Thank God they didn't have children! His wife's brother in New York had two. He used to have four, until fairly recently. Flu had killed one, and diarrhea another. And there was another problem. Ed's wife was beginning to look like a movie extra in one of those films about zombies. It didn't do much for their sexual relationship. He was kinda happy to be confined to the barracks at the New Jersey base.

He was also happy to have a fling going with Corporal Janice Wilkinson in the general's office, in the New World. Thanks to her, he was enjoying several benefits. Corporal Wilkinson was the general's administrative assistant. In addition to providing him with sex, she frequently took some food from the general's quarters, and gave some to Nanni. She was a great, warm-hearted girl, and best of all his wife would never know. It just wasn't possible.
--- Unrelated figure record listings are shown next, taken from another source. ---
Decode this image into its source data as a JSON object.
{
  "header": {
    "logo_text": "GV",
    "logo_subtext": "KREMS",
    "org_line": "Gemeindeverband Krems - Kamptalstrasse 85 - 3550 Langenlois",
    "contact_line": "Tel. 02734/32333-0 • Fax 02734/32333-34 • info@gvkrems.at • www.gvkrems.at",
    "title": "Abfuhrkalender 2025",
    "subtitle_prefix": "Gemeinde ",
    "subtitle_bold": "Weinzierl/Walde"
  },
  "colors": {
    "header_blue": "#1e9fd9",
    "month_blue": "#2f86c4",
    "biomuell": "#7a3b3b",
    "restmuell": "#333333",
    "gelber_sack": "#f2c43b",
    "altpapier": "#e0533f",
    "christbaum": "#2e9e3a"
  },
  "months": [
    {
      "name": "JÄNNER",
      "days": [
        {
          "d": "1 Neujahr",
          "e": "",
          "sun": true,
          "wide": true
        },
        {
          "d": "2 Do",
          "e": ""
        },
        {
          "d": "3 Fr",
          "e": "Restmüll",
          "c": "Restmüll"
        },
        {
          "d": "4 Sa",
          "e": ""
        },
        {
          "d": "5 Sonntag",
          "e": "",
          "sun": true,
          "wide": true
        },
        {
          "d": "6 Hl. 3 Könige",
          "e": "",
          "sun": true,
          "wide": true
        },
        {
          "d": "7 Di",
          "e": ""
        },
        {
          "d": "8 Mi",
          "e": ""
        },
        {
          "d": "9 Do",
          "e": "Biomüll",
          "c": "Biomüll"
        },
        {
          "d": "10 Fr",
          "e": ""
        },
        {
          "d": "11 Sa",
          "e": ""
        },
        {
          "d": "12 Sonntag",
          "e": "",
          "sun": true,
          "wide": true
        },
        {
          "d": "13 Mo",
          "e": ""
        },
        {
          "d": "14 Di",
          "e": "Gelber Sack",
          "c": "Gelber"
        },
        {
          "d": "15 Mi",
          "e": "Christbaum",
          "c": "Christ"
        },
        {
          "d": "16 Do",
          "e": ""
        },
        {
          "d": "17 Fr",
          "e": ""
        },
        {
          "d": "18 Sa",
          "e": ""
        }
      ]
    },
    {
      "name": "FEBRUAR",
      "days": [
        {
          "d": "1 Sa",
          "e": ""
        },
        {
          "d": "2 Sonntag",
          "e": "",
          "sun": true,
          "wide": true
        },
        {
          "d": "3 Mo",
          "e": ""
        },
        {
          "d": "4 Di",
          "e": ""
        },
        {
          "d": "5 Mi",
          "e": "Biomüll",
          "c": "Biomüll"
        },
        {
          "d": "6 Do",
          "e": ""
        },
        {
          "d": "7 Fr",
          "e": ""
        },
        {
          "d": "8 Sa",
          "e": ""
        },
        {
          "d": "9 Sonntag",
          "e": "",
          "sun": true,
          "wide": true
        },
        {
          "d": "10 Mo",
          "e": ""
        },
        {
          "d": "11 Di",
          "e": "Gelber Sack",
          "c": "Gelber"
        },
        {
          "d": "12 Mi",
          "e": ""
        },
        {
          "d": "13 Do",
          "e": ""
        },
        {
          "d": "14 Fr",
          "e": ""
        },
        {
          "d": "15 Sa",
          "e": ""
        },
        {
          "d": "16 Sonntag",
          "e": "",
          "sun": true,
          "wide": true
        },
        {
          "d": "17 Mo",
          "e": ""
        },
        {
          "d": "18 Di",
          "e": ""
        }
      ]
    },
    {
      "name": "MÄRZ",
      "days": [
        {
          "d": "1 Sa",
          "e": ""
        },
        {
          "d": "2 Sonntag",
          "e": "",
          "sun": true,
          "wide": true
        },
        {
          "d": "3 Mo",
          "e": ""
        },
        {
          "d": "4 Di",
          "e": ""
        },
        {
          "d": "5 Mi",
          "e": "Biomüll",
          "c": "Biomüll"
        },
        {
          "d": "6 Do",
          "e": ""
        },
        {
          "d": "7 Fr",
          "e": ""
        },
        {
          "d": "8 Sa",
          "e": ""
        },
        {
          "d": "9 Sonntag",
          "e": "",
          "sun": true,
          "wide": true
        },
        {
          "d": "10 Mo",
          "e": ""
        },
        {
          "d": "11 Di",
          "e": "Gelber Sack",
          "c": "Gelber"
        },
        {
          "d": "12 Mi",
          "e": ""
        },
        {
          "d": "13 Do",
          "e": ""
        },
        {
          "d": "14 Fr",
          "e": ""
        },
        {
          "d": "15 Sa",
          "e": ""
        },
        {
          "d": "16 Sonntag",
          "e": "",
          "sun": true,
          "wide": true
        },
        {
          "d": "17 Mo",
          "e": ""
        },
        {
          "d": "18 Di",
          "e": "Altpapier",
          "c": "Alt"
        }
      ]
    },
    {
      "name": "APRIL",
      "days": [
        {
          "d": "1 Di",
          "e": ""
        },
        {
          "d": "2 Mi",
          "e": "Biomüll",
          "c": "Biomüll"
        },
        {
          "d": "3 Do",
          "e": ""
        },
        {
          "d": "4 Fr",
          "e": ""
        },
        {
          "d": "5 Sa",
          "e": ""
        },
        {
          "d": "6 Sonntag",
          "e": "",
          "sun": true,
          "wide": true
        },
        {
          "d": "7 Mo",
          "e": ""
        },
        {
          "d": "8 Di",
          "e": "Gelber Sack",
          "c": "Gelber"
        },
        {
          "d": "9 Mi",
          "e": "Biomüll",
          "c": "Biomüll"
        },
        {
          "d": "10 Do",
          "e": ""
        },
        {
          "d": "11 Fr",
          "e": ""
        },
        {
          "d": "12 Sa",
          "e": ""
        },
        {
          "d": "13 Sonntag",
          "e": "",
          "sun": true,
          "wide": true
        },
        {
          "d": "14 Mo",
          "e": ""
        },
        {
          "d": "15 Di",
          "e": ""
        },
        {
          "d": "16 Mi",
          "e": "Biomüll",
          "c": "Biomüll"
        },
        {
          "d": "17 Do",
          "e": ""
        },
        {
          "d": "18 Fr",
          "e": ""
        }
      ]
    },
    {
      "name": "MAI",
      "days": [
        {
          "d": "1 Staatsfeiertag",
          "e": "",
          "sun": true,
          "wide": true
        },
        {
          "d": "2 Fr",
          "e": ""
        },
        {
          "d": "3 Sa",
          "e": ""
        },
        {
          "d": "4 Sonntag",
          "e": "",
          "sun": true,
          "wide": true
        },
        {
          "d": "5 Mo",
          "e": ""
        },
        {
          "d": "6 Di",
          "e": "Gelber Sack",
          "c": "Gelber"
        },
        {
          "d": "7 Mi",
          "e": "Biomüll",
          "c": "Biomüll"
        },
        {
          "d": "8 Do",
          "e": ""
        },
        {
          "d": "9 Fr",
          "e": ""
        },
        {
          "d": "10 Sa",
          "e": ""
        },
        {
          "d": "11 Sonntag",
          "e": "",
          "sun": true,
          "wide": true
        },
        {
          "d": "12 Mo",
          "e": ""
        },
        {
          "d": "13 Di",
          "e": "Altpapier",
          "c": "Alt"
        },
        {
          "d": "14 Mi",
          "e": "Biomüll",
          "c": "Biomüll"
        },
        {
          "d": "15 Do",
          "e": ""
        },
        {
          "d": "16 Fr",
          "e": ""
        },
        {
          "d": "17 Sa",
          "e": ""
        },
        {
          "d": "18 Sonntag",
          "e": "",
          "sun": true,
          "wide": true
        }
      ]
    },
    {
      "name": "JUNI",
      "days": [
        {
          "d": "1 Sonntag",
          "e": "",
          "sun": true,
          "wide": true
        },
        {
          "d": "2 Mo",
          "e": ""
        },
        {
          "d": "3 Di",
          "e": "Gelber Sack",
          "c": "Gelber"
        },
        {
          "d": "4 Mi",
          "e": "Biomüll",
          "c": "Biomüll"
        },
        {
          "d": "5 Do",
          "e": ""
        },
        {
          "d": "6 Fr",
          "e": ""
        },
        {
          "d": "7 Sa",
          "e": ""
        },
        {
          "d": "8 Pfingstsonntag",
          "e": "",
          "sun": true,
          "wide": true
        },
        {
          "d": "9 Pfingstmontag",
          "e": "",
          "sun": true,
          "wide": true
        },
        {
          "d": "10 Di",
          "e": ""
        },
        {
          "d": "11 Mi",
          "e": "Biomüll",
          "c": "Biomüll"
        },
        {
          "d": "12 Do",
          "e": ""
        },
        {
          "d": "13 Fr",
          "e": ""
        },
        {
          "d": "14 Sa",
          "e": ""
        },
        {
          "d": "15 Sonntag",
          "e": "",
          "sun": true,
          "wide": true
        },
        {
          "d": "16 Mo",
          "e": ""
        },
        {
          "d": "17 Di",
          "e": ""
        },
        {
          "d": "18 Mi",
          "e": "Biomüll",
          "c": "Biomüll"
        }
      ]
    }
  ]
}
There was only one bad note in all this: Ed Nanni didn't like the way Janice bossed him around in the bedroom. He thought it was the Army's fault, though maybe she was also subconsciously influenced by wearing all this leather. They had made her a corporal, and he was a private. The rank thing kind of seeped into relationships. Well, he was going to change the balance of power soon. He'd been promised promotion by the captain commanding his company.

Once I'm sergeant I'll show her who is the boss, Ed Nanni thought. Once I'm sergeant I'll fuck her so hard she'll be pleading for mercy.

Smiling to his thoughts, he resumed watching out for curious foreign colonists embarking on unauthorized exploration journeys.